Однажды дядя Хен Гвон, сидя за обеденным столом, ударил лбом миску с горячей похлебкой, которую подала бабушка. И ударил он так сильно, что миска полетела и упала на земляной пол, а на лбу у него появилась рана и потекла кровь. Он, еще не разумевший ничего в жизни, так выместил свою обиду на крайнюю нужду, и на чем — на миске с похлебкой из грубого зерна.

— Ты, чай, так не станешь достойным человеком, коли привередничаешь за столом, — выговорила бабушка ему свой тяжкий упрек и, отвернувшись, вытирала слезы — слезы горя, а не обиды.

Образумившись с возрастом, дядя Хен Гвон стал нервничать по поводу шрама на лбу. Когда он жил в нашем доме в Китае, он ходил, закрывая этот шрам волосами, выкинутыми на лоб.

Дядя Хен Гвон приехал в Китай, когда мы жили в Линьцзяне. Отец вызвал его к себе, чтобы дать ему возможность продолжать образование. Поскольку отец был педагогом, дядя мог бы проходить курс средней школы заочно, живя в нашем доме. Отец намеревался вырастить из него революционера.

При жизни моего отца дядя Хен Гвон рос в сравнительно здоровом духе под его влиянием и контролем. Однако после смерти отца он не мог держать себя в руках и начал вести себя своевольно. По-видимому, к нему вернулся снова характер детства, когда он ударил лбом миску с похлебкой. Он ошеломил нас своим поведением. Ему теперь даже не сиделось дома, он часто ходил в Линьцзян, Шэньян, Далянь и во многие другие места.

Люди, знающие кое-что о нашей семье, поговаривали, что он так бродит по белу свету потому, что ему не нравится невеста, с которой его помолвили родители, когда он побывал в родном краю. Конечно, это тоже могло быть причиной.
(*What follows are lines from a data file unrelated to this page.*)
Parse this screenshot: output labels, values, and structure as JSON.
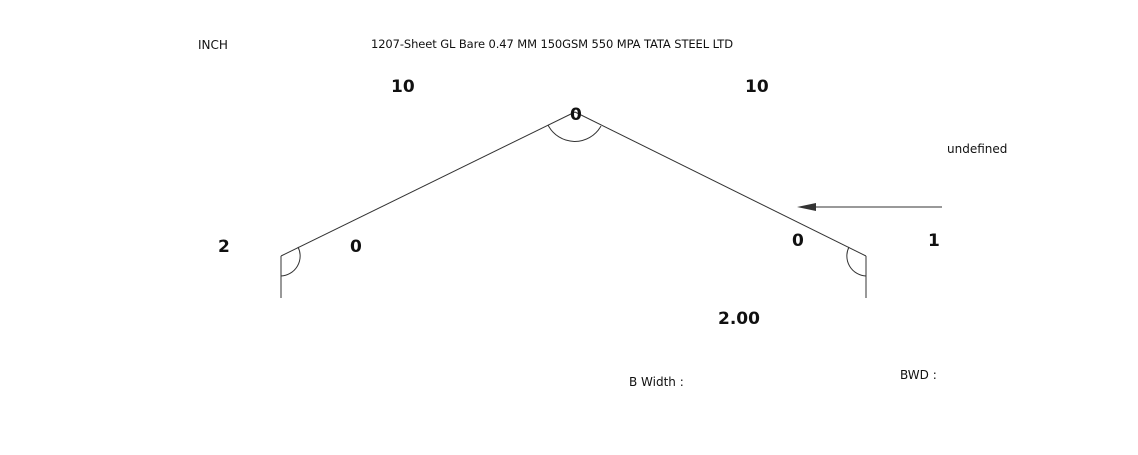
{
  "unit": "INCH",
  "title": "1207-Sheet GL Bare 0.47 MM 150GSM 550 MPA TATA STEEL LTD",
  "dimensions": {
    "left_slope_length": "10",
    "right_slope_length": "10",
    "left_leg_length": "2",
    "right_leg_length": "1",
    "apex_angle": "0",
    "left_bend_angle": "0",
    "right_bend_angle": "0",
    "bottom_value": "2.00"
  },
  "arrow_note": "undefined",
  "labels": {
    "b_width": "B Width :",
    "bwd": "BWD :"
  },
  "colors": {
    "line": "#333333",
    "text": "#111111"
  }
}
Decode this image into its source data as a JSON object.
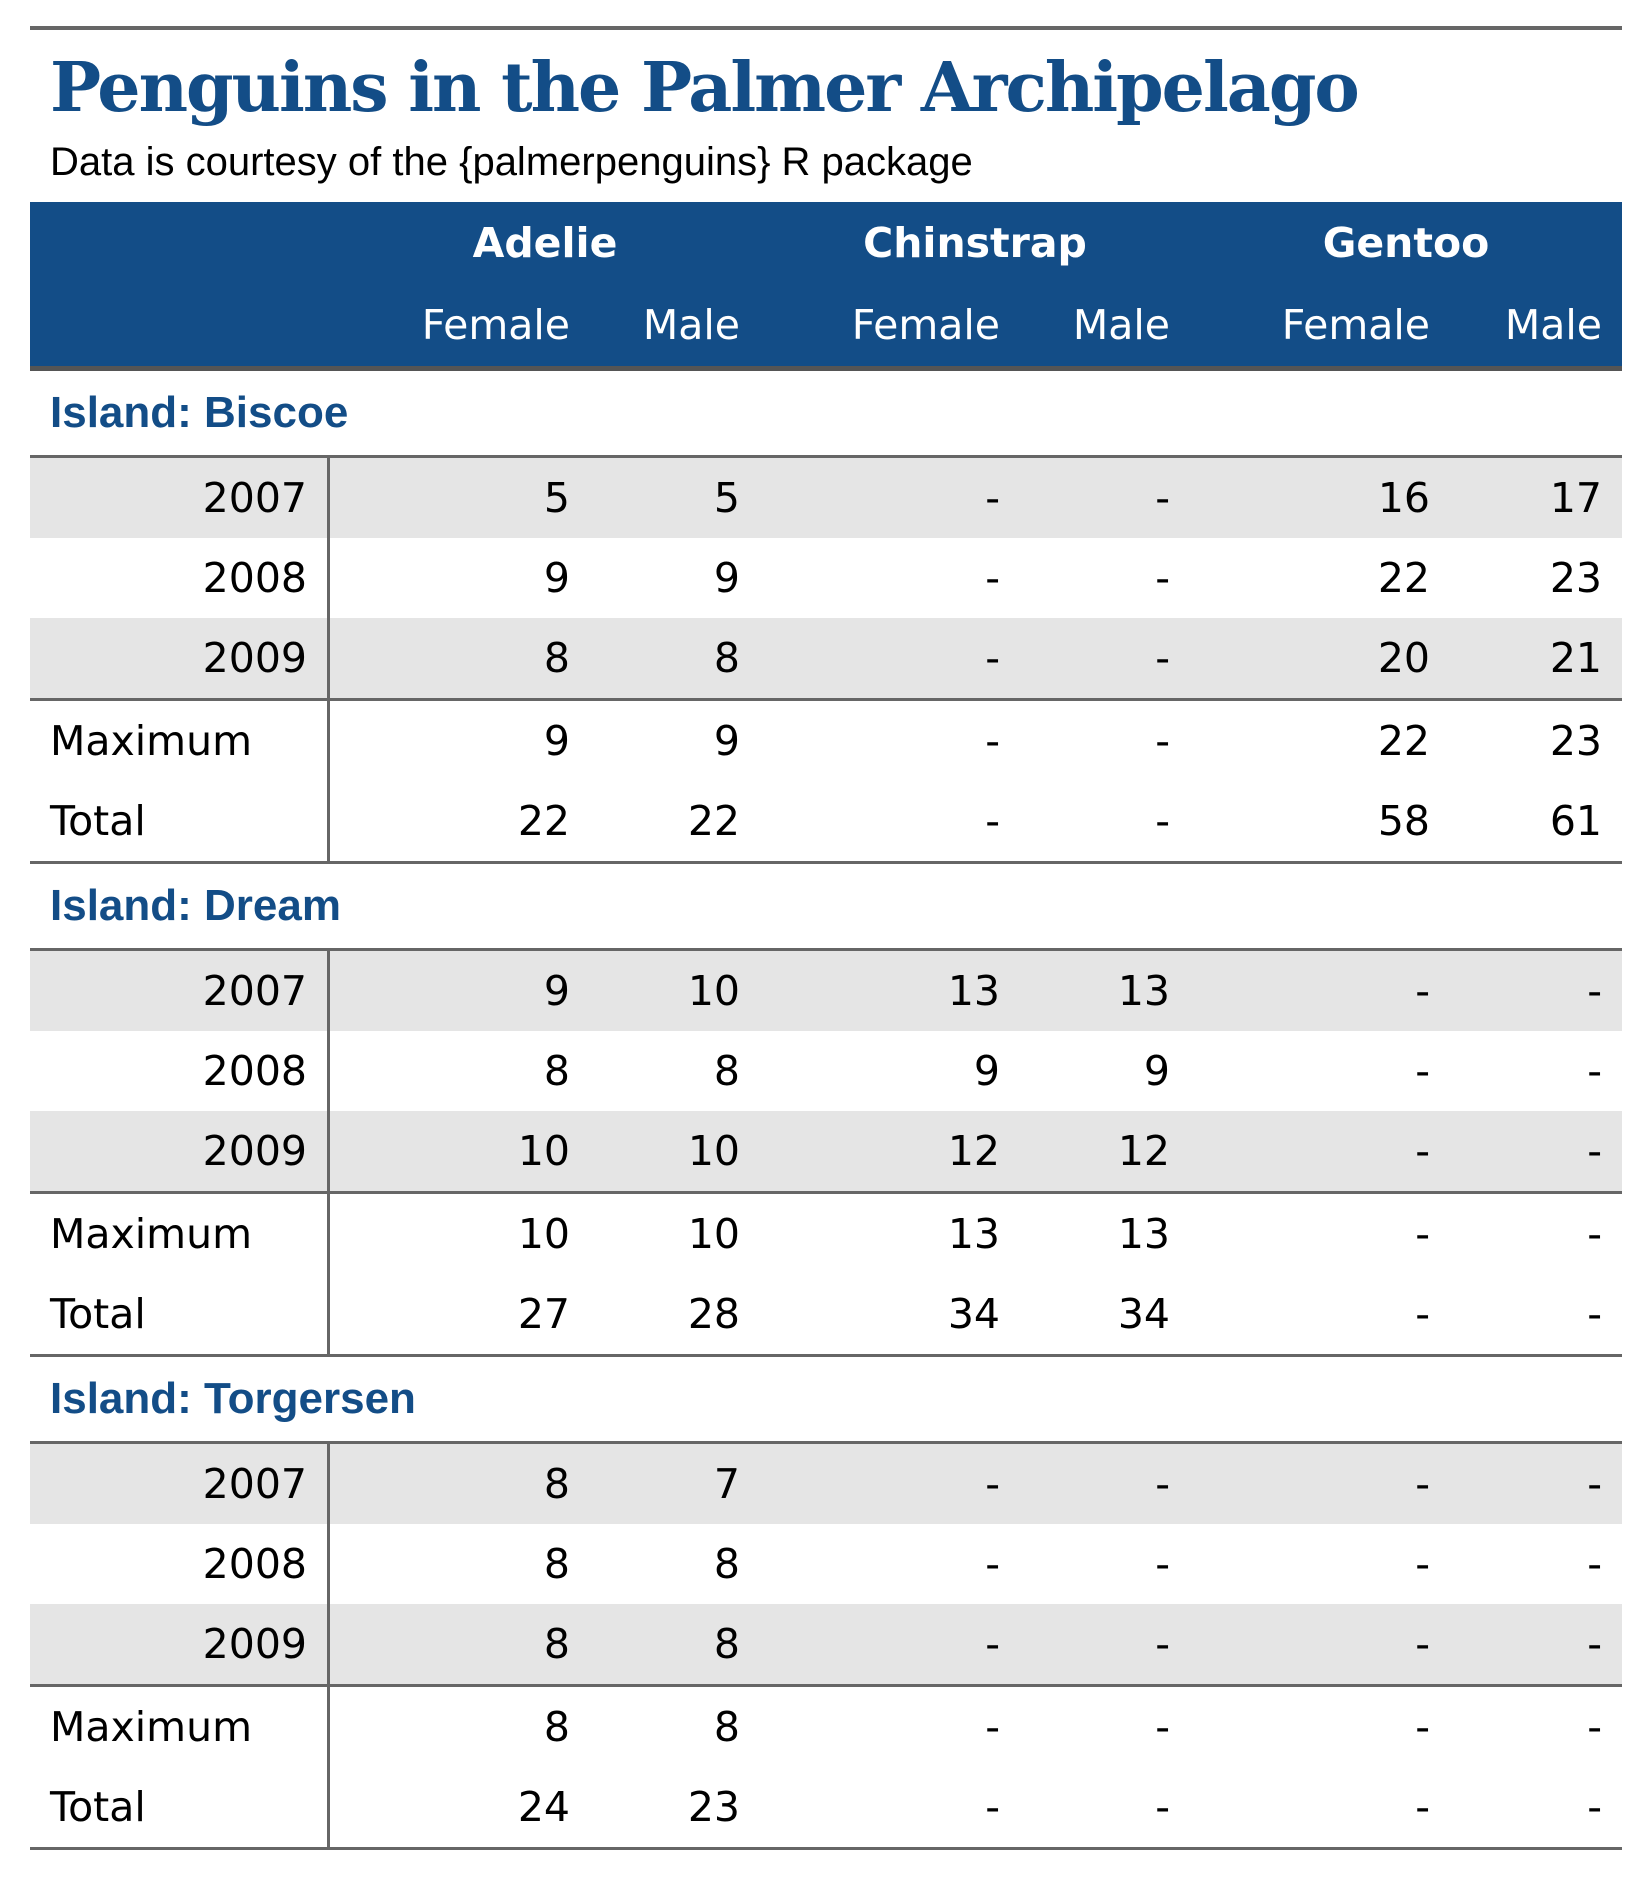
{
  "title": "Penguins in the Palmer Archipelago",
  "subtitle": "Data is courtesy of the {palmerpenguins} R package",
  "header": {
    "species": [
      "Adelie",
      "Chinstrap",
      "Gentoo"
    ],
    "sexes": [
      "Female",
      "Male",
      "Female",
      "Male",
      "Female",
      "Male"
    ]
  },
  "groups": [
    {
      "label": "Island: Biscoe",
      "rows": [
        {
          "label": "2007",
          "values": [
            "5",
            "5",
            "-",
            "-",
            "16",
            "17"
          ]
        },
        {
          "label": "2008",
          "values": [
            "9",
            "9",
            "-",
            "-",
            "22",
            "23"
          ]
        },
        {
          "label": "2009",
          "values": [
            "8",
            "8",
            "-",
            "-",
            "20",
            "21"
          ]
        }
      ],
      "summary": [
        {
          "label": "Maximum",
          "values": [
            "9",
            "9",
            "-",
            "-",
            "22",
            "23"
          ]
        },
        {
          "label": "Total",
          "values": [
            "22",
            "22",
            "-",
            "-",
            "58",
            "61"
          ]
        }
      ]
    },
    {
      "label": "Island: Dream",
      "rows": [
        {
          "label": "2007",
          "values": [
            "9",
            "10",
            "13",
            "13",
            "-",
            "-"
          ]
        },
        {
          "label": "2008",
          "values": [
            "8",
            "8",
            "9",
            "9",
            "-",
            "-"
          ]
        },
        {
          "label": "2009",
          "values": [
            "10",
            "10",
            "12",
            "12",
            "-",
            "-"
          ]
        }
      ],
      "summary": [
        {
          "label": "Maximum",
          "values": [
            "10",
            "10",
            "13",
            "13",
            "-",
            "-"
          ]
        },
        {
          "label": "Total",
          "values": [
            "27",
            "28",
            "34",
            "34",
            "-",
            "-"
          ]
        }
      ]
    },
    {
      "label": "Island: Torgersen",
      "rows": [
        {
          "label": "2007",
          "values": [
            "8",
            "7",
            "-",
            "-",
            "-",
            "-"
          ]
        },
        {
          "label": "2008",
          "values": [
            "8",
            "8",
            "-",
            "-",
            "-",
            "-"
          ]
        },
        {
          "label": "2009",
          "values": [
            "8",
            "8",
            "-",
            "-",
            "-",
            "-"
          ]
        }
      ],
      "summary": [
        {
          "label": "Maximum",
          "values": [
            "8",
            "8",
            "-",
            "-",
            "-",
            "-"
          ]
        },
        {
          "label": "Total",
          "values": [
            "24",
            "23",
            "-",
            "-",
            "-",
            "-"
          ]
        }
      ]
    }
  ]
}
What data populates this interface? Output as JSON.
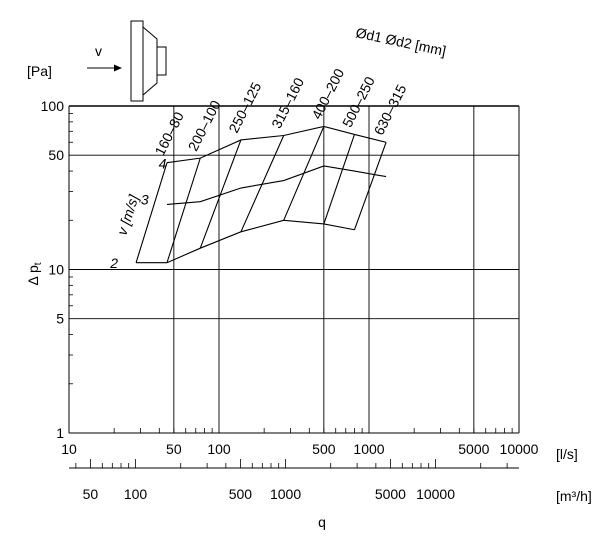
{
  "chart_data": {
    "type": "line",
    "title": "",
    "ylabel": "Δ p",
    "ylabel_sub": "t",
    "yunit": "[Pa]",
    "xlabel": "q",
    "xunit_primary": "[l/s]",
    "xunit_secondary": "[m³/h]",
    "x_scale": "log",
    "y_scale": "log",
    "xlim": [
      10,
      10000
    ],
    "ylim": [
      1,
      100
    ],
    "grid": true,
    "y_ticks": [
      "1",
      "5",
      "10",
      "50",
      "100"
    ],
    "x_ticks_primary": [
      "10",
      "50",
      "100",
      "500",
      "1000",
      "5000",
      "10000"
    ],
    "x_ticks_secondary": [
      "50",
      "100",
      "500",
      "1000",
      "5000",
      "10000"
    ],
    "diameter_header": "Ød1 Ød2 [mm]",
    "velocity_axis_label": "v [m/s]",
    "velocity_labels": [
      "2",
      "3",
      "4"
    ],
    "inflow_label": "v",
    "series": [
      {
        "name": "160–80",
        "x": [
          28,
          45
        ],
        "y": [
          11,
          45
        ]
      },
      {
        "name": "200–100",
        "x": [
          45,
          75
        ],
        "y": [
          11,
          48
        ]
      },
      {
        "name": "250–125",
        "x": [
          75,
          140
        ],
        "y": [
          13.5,
          62
        ]
      },
      {
        "name": "315–160",
        "x": [
          140,
          270
        ],
        "y": [
          17,
          66
        ]
      },
      {
        "name": "400–200",
        "x": [
          270,
          500
        ],
        "y": [
          20,
          75
        ]
      },
      {
        "name": "500–250",
        "x": [
          500,
          800
        ],
        "y": [
          19,
          67
        ]
      },
      {
        "name": "630–315",
        "x": [
          800,
          1300
        ],
        "y": [
          17.5,
          60
        ]
      }
    ],
    "velocity_lines": [
      {
        "name": "2",
        "x": [
          28,
          45,
          75,
          140,
          270,
          500,
          800
        ],
        "y": [
          11,
          11,
          13.5,
          17,
          20,
          19,
          17.5
        ]
      },
      {
        "name": "3",
        "x": [
          45,
          75,
          140,
          270,
          500,
          800,
          1300
        ],
        "y": [
          25,
          26,
          31.5,
          35,
          43,
          40,
          37
        ]
      },
      {
        "name": "4",
        "x": [
          45,
          75,
          140,
          270,
          500,
          800,
          1300
        ],
        "y": [
          45,
          48,
          62,
          66,
          75,
          67,
          60
        ]
      }
    ]
  }
}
Но все же главная причина того, что он стал таким неспокойным, были отчаяние и печаль из-за смерти моего отца.

Когда я вернулся домой, бросив учебу в училище «Хвасоньисук», он по-прежнему не мог собраться с духом и продолжал жить беспокойной жизнью, словно пьяный. Тогда наша семья сводила концы с концами за счет скудных доходов матери от стирки белья и шитья по найму. Видя такое тяжелое положение, и Ли Гван Рин пришла, взяв с собой немного денег и зерна, и помогала матери в ее работе. Собственно, дядя должен был играть роль хозяина дома вместо моего покойного отца. Нельзя сказать, что дома не было дела, чем он мог бы заняться. Тогда у нас еще была аптека, оставленная отцом. Правда, там было не так много лекарств. Но если содержать аптеку как следует, она стала бы известным подспорьем в семейной жизни. Однако дядя не обращал на нее никакого внимания.

Откровенно говоря, я тогда обиделся на такой поступок дяди. И вот однажды дома я написал в его адрес длинное письмо. Это был период моего ученичества в средней школе, когда, как говорится, чувство справедливости в человеке сильно как никогда. И я не мог терпеть какого бы то ни было несправедливого акта, даже если его совершил и старший. Я ушел в Гирин, оставив письмо под подушкой дяди.

Тогда мать была очень недовольна тем, что я критиковал дядю в своем письме.

— Сейчас, конечно, твой дядя не привязался ни к чему, витает в облаках, но когда-нибудь и он войдет в нормальное русло. Безусловно, он не забудет о своих корнях. Пусть он скитается по миру, как ему хочется. Он вернется, когда это ему надоест. Так что не надо критиковать его подобным методом. Виданное ли это дело, чтобы племянник критиковал своего дядю?..

Мать уговаривала меня такими словами. Это был поистине присущий ей образ мыслей. Но все-таки свое письмо я оставил.